Georgia was flighty. She was distracted a lot of the time. It was never intentional, just part of her personality. She had problems focusing. Over time, because of my feelings of inadequacy about being friends with the golden girl, I started to take it personally. But I never shared these feelings with my ma. Because Ma was not supportive of me hanging out with Georgia from the beginning, I tried not to talk about Georgia with her, especially when Georgia and I were in the “honeymoon phase” of our friendship. That didn’t stop Ma, however, from sharing with me her opinions of Georgia—all negative. She didn’t trust Georgia. She predicted that Georgia would betray me. She thought Georgia was just using me. She warned me that Georgia would bring me down.

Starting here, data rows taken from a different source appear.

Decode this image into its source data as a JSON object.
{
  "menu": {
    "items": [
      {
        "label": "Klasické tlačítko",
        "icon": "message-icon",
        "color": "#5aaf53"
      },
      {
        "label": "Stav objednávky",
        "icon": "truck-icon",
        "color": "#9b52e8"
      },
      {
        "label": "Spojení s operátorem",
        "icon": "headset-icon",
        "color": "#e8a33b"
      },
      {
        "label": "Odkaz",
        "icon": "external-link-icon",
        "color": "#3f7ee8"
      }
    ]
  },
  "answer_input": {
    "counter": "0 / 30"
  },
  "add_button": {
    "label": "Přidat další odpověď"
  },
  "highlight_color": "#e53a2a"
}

Georgia and I did cut class a lot. She wasn’t interested in school. She wanted to be an actress and she probably wasn’t
suited to a conventional learning environment. I was always a good student, but with Georgia, I lost motivation; I just didn’t want to miss out on any moments with her. So I ended up failing a couple of classes and having to go to summer school to make up for it. Ma was livid. Believe me, she shamed me for a long time, and publicly, for it. But she also blamed Georgia for how irresponsible I’d become. Realizing that I’d started to ignore her standard criticisms of Georgia, she decided to take a different tactic. Ma used Low Classiness against two-timing Jane from the hospital, but against Georgia her method was Feng Shui Blackmail.

She started telling me that Georgia was bad luck. She pointed out that since Georgia became a fixture in my life, my life was going to shit. She suggested that Georgia had found a home for her own black energy, transferring it to me, while stealing my light. I didn’t pay attention to Ma’s cautions when Georgia and I were getting along. But as soon as the first hairline fracture appeared in the foundation of our friendship—over something absurdly innocuous, like who was wearing what to the semiformal—Ma’s words lodged themselves into that tiny, minuscule gap, resolutely refusing to move until the fissure became an actual break. Every time Georgia and I argued, Ma’s words became louder: Georgia was selfish, Georgia was setting me up, Georgia was happy when I wasn’t.